Glycosaminoglycans (GAGs) are a structurally and functionally diverse class of heteropolysaccharides built from repeating disaccharide units, each containing one amino sugar (GlcNAc or GalNAc) and one uronic acid (glucuronate or iduronate) or galactose. Variable sulfation at multiple positions of both sugar residues — patterns that are not specified by a genetic template but are instead controlled by the spatial and temporal expression of sulfotransferase and epimerization enzymes — creates an extraordinarily diverse array of polyanions.

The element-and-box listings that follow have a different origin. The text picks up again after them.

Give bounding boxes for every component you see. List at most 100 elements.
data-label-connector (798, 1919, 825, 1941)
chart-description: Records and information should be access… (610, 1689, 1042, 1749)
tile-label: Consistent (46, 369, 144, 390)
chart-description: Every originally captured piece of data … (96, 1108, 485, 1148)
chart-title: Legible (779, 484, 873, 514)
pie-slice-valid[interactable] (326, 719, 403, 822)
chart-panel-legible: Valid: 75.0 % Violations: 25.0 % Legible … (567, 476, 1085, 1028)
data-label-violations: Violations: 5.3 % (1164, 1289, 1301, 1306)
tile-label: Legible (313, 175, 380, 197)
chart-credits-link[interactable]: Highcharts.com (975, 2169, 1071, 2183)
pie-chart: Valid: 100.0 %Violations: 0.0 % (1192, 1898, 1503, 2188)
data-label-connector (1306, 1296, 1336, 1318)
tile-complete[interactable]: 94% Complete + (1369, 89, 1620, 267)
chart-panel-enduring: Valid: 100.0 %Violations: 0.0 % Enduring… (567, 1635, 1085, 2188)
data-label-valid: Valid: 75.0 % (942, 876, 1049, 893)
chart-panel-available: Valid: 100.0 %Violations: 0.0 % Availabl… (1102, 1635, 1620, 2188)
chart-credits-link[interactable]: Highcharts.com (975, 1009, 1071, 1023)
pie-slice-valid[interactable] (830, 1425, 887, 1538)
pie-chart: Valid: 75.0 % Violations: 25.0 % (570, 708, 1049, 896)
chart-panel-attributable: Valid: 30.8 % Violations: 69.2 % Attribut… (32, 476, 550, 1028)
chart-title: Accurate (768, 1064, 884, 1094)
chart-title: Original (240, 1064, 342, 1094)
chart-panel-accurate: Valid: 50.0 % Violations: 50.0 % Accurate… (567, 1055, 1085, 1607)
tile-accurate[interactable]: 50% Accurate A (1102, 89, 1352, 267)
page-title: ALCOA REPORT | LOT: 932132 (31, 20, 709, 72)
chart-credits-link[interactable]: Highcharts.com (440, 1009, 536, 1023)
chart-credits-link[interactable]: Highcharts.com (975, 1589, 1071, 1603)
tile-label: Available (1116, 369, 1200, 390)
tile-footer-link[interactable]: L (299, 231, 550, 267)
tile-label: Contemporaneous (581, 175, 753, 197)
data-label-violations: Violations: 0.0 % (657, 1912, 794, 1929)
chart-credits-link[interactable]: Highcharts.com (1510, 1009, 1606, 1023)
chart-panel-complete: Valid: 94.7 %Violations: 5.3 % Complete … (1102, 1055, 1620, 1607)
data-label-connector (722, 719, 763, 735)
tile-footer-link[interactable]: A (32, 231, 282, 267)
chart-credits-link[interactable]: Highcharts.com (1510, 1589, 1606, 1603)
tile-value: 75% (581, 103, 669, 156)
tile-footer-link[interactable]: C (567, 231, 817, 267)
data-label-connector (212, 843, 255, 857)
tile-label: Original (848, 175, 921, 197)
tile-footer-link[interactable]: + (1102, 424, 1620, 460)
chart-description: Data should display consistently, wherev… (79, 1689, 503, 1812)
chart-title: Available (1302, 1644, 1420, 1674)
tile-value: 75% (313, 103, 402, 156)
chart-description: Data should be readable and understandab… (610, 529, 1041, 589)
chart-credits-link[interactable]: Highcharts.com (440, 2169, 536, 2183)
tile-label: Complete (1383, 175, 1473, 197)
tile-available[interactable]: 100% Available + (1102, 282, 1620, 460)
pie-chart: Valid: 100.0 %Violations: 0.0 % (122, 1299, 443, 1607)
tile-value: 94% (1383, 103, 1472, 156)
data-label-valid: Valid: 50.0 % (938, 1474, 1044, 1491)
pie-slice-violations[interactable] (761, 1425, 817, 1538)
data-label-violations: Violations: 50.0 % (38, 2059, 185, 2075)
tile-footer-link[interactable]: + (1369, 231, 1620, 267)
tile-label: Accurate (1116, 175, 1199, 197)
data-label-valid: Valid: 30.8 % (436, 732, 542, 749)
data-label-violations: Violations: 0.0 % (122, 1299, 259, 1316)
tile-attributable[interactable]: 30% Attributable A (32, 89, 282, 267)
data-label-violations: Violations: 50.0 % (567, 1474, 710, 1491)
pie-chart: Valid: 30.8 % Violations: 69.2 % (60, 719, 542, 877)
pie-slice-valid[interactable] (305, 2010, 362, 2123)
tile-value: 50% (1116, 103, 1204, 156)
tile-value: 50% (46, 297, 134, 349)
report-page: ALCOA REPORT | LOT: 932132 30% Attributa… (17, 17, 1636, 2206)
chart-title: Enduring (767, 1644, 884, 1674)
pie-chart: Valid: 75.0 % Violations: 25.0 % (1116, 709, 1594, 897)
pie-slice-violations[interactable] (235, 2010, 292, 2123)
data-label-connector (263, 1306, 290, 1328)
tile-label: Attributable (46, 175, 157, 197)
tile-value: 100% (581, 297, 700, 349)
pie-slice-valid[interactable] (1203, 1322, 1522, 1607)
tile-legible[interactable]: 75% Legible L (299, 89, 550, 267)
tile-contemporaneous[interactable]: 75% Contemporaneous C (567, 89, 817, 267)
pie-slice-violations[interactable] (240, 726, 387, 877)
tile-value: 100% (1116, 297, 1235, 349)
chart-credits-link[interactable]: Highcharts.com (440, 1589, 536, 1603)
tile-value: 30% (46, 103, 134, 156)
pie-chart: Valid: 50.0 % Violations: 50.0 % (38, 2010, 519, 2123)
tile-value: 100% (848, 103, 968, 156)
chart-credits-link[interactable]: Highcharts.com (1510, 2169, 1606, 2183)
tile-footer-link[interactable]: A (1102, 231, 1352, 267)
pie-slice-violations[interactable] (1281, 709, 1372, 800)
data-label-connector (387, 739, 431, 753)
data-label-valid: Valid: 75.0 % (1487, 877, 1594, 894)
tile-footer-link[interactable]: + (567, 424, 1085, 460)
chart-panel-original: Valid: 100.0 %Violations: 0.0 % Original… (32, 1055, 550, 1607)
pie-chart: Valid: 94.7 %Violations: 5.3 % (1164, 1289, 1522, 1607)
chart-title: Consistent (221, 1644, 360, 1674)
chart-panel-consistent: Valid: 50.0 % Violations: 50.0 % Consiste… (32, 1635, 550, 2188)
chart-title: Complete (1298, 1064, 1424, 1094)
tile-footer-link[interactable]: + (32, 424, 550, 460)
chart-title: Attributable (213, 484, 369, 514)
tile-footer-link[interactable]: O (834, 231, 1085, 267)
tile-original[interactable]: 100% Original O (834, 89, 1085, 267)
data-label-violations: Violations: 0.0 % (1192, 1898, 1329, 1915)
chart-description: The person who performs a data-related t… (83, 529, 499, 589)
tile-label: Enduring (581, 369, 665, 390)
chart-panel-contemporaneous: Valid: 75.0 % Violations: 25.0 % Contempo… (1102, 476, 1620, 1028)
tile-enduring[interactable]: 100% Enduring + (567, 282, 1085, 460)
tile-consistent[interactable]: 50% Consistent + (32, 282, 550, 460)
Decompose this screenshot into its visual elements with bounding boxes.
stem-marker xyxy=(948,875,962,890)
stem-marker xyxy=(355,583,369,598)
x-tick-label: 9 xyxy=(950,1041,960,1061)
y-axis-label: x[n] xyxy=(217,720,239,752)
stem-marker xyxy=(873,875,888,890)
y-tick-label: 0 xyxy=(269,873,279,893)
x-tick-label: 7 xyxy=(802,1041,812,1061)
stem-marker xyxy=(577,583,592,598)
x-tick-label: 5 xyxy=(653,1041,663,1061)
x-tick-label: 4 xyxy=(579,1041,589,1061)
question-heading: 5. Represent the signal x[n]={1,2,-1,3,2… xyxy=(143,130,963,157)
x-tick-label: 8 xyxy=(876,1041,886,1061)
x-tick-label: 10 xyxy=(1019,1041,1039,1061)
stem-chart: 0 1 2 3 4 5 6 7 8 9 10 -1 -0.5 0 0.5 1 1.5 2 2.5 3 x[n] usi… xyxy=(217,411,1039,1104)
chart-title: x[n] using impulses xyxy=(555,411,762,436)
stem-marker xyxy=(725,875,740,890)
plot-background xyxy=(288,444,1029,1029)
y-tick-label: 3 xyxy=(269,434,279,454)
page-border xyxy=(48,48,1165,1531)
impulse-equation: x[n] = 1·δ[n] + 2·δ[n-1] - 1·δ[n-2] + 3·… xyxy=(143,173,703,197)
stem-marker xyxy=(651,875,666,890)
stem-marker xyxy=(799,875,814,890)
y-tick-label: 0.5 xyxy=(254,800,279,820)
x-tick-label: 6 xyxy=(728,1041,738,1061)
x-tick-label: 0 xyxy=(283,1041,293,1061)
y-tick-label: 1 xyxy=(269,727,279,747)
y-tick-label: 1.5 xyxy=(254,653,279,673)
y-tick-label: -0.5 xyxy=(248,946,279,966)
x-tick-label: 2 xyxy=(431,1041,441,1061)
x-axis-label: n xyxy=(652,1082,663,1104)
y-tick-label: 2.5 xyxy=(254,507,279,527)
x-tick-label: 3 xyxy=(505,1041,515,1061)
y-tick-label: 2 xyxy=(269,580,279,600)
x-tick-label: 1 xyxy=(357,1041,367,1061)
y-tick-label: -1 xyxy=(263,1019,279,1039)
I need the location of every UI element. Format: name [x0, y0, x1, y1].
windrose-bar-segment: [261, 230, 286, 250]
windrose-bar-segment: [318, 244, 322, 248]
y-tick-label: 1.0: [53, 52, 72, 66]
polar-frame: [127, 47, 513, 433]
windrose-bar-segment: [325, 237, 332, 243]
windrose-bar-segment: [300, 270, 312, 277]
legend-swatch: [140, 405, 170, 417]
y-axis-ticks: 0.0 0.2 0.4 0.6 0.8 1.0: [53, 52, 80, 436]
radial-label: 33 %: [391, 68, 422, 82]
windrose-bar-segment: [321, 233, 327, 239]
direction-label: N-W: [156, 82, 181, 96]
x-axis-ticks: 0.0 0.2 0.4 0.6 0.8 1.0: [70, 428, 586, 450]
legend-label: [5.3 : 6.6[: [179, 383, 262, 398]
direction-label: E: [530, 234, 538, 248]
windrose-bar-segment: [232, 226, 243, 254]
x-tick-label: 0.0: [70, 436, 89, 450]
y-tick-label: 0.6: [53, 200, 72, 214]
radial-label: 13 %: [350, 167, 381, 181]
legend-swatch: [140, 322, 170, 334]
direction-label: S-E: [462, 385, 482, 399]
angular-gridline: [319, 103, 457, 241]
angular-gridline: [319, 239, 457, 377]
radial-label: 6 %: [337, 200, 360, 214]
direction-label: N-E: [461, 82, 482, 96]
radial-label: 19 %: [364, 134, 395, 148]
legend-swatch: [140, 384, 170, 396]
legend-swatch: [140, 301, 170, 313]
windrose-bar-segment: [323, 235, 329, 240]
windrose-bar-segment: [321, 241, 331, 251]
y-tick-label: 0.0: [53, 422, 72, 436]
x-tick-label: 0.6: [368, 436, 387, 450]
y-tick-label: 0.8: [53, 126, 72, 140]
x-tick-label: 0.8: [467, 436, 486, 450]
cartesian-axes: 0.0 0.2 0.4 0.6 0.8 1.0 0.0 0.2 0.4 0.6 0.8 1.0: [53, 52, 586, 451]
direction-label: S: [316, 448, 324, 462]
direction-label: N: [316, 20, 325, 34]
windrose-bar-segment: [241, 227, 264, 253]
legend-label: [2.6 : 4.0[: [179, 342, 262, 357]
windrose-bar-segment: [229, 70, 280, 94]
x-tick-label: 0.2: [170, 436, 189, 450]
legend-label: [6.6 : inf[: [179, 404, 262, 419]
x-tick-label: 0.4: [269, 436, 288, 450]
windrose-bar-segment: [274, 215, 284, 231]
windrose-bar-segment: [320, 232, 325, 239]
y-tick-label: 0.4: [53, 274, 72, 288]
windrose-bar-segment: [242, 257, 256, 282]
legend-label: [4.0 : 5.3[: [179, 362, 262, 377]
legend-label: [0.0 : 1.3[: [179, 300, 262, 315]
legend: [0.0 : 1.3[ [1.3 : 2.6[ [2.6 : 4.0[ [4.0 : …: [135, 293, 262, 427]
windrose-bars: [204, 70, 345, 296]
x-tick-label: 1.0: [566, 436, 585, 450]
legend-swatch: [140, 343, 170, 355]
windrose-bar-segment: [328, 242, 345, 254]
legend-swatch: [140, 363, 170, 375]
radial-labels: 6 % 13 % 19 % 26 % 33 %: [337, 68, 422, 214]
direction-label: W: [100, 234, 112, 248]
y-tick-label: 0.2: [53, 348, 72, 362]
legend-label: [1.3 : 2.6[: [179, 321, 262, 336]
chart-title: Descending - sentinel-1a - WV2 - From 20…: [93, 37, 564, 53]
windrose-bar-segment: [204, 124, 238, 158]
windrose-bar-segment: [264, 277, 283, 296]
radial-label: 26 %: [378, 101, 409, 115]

Hyaluronic acid (glucuronate-β1,3-GlcNAc repeats, unsulfated) forms twin antiparallel left-handed helices and is found in synovial fluid, the vitreous humor, the extracellular matrix, and skin; it can be conjugated to chemotherapeutic drugs for targeted cancer therapy. Keratan sulfate (Gal-β1,4-GlcNAc-6-sulfate) predominates in the cornea and nervous tissue. Chondroitin sulfate (glucuronate-β1,4-GalNAc-4- or 6-sulfate) and dermatan sulfate (its 5-epimer, containing iduronate derived by post-synthetic epimerization of glucuronate) are major components of connective tissue, cartilage, and basement membranes. Heparin contains the most highly sulfated disaccharide repeating unit in biology (trisulfated, with variable glucuronate/iduronate content), and its potent anticoagulant activity illustrates a remarkable mechanism: heparin simultaneously binds antithrombin III (inducing a conformational change that dramatically accelerates thrombin inhibition) and transiently binds thrombin electrostatically, reducing the dimensionality of the thrombin-antithrombin encounter from a 3D diffusion problem to a 1D sliding search along the polyanion — effectively acting as a catalytic scaffold rather than a stoichiometric inhibitor. Agarose (a disaccharide polymer of β-D-galactose and 3,6-anhydro-α-L-galactose from red algae) forms double helices and gels, making it indispensable for nucleic acid electrophoresis and affinity chromatography matrices. The SNFG (Symbolic Nomenclature for Glycans) system uses colored geometric shapes to represent monosaccharides, providing a standardized visual language for the complex, branched structures of glycans that would be impractical to draw in full chemical detail.